In our previous study of vacuum-packed fresh pork, Micrococcaceae, Flavobacteriaceae, Enterobacteriaceae, Lactobacillaceae and Carnobacteriaceae were found to be the major spoilage microorganisms^[25]. Li et al. identified 259 bacterial genera in chilled pork using 16S rRNA sequencing and found that Pseudomonas, Acinetobacter and Photobacterium were dominant after five days of storage^[26]. Meat could be contaminated by pseudomonas and other bacteria during storage. Among these bacteria, some bacteria grow rapidly, inhibiting the growth of other bacteria, and become dominant bacteria. In this study, Acinetobacter, Psychrophilus, Pseudomonas, Flavobacterium, Brochothri, Moraxella and other spoilage bacteria were observed in high relative abundance in all samples, suggesting the risk of pork spoilage was higher at the end of the cold-chain. Controlling storage temperature is vital in maintaining the quality and safety of perishable foods for consumption by inhibiting the growth of aerobic spore-forming bacteria^[34]. During transportation and storage, spoilage microorganisms consume nutrients in meat to produce metabolites to cause spoilage^[35]. The type of meat spoilage depends on what spoilage bacteria dominate the competition. In the present study, the relative abundance of Pseudomonas was high in meat samples at the market points. Pseudomonas is an aerobic gram-negative bacterium, existing extensively in fresh water, soil and other environments. This bacterium has a high metabolic and physiological diversity, strong environmental adaptability, a short generation cycle, and strong reproduction ability^[36]. Pseudomonas decomposes carbohydrates and amino acids in meat, and produces volatile and non-volatile metabolites including esters, ketones, alcohols, aldehydes, organic acids, sulfur compounds and amines, causing discoloration, stickiness and off-flavor of meat. Temperature is an important environmental factor regulating the growth of Pseudomonas which can endure low temperatures (4 °C)^[37]. Therefore, the hygienic conditions of cold-chain transportation and market places should be improved to avoid contamination by Pseudomonas. Additionally, the vehicle temperature and carcass core temperature during cold-chain transportation must be strictly controlled to avoid temperature fluctuations to inhibit the growth of Pseudomonas.

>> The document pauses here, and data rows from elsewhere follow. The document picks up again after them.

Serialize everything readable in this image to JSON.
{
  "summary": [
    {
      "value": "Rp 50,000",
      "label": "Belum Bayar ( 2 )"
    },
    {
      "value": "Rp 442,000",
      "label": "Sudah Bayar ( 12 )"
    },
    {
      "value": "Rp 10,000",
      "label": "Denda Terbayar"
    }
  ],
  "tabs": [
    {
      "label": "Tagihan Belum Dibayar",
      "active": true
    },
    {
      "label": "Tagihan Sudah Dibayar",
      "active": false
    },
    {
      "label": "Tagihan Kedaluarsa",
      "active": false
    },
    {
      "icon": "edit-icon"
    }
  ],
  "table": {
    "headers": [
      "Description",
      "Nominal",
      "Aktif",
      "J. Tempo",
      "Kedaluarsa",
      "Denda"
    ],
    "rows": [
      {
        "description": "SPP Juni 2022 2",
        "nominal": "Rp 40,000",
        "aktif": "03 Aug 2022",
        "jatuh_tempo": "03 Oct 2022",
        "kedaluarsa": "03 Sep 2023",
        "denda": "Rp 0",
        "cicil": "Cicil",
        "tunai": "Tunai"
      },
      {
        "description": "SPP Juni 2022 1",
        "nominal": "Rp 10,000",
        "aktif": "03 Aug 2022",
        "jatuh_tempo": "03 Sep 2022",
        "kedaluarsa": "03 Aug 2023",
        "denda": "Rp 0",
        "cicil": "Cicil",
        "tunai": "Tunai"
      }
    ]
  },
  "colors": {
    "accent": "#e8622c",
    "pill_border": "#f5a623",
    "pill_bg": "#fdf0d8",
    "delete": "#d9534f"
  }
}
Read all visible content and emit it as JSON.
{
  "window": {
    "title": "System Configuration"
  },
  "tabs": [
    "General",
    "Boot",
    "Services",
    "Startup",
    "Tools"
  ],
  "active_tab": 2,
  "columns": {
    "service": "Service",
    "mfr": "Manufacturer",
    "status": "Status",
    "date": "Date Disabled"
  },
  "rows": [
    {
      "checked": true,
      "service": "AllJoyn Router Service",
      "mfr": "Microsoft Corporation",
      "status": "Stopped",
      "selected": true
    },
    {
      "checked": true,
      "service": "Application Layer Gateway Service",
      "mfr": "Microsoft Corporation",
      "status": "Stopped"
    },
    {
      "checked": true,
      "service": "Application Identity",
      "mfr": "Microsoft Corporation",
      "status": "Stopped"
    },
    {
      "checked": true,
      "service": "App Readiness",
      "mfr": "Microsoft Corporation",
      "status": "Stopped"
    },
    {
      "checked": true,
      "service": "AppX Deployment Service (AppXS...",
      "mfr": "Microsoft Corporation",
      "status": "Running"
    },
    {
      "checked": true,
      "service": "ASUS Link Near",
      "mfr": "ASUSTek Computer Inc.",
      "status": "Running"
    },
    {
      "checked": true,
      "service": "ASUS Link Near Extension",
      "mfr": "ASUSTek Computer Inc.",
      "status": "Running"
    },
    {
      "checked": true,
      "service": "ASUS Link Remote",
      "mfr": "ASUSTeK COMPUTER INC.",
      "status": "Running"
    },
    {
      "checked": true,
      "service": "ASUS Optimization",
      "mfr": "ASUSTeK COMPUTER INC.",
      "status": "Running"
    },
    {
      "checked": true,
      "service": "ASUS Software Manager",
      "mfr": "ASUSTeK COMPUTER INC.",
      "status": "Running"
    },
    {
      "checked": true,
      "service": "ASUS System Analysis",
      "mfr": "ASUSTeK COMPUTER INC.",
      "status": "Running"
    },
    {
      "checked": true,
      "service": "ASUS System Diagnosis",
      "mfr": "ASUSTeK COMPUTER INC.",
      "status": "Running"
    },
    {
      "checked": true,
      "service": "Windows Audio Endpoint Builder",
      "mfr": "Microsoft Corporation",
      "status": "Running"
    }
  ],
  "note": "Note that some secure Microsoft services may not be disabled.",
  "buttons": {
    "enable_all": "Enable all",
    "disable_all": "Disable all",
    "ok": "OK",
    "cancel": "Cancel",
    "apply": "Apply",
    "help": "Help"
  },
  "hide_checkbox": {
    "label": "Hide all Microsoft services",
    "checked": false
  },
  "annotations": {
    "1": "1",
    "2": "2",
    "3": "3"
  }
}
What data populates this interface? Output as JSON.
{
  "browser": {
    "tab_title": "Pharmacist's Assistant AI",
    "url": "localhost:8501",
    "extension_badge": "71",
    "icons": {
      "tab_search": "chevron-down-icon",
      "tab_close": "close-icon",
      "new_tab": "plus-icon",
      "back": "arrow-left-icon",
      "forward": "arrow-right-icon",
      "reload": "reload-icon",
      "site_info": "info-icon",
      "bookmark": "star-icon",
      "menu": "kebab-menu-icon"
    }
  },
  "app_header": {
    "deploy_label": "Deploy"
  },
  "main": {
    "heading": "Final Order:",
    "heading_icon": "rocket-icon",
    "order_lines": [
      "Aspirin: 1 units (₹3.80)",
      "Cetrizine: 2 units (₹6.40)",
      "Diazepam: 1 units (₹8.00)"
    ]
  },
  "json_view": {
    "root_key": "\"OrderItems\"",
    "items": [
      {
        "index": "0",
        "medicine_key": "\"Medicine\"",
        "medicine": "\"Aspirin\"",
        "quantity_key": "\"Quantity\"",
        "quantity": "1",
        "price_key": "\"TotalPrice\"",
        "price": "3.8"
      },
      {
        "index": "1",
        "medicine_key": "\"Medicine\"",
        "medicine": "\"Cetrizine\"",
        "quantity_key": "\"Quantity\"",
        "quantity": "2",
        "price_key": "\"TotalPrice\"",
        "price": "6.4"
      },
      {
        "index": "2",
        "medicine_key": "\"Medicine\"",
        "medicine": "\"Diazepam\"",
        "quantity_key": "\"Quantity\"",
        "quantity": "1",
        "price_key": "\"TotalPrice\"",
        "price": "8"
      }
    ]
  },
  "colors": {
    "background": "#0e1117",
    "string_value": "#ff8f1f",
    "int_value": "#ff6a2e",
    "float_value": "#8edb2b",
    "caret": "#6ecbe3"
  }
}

In addition, on the same carcasses, the outside seems to be contaminated more seriously than the inside. This was confirmed by Zweifel, Fischer and Stephan as they reported that the outside of pig carcasses tended to yield higher total viable counts^[38].

The air temperature and humidity of vehicles, and the carcass temperature was relatively constant during cold-chain transportation. The total colony counts showed significant differences among samples sites on the surface of pig carcasses at the start and end points of cold-chain transportation, and increased with the transportation distance from 200 km to 400 km. During transportation, microbial diversity on the carcass surface decreased. Acinetobacter, Pseudomonas, Brochothrix, and Moraxella were dominant microorganisms.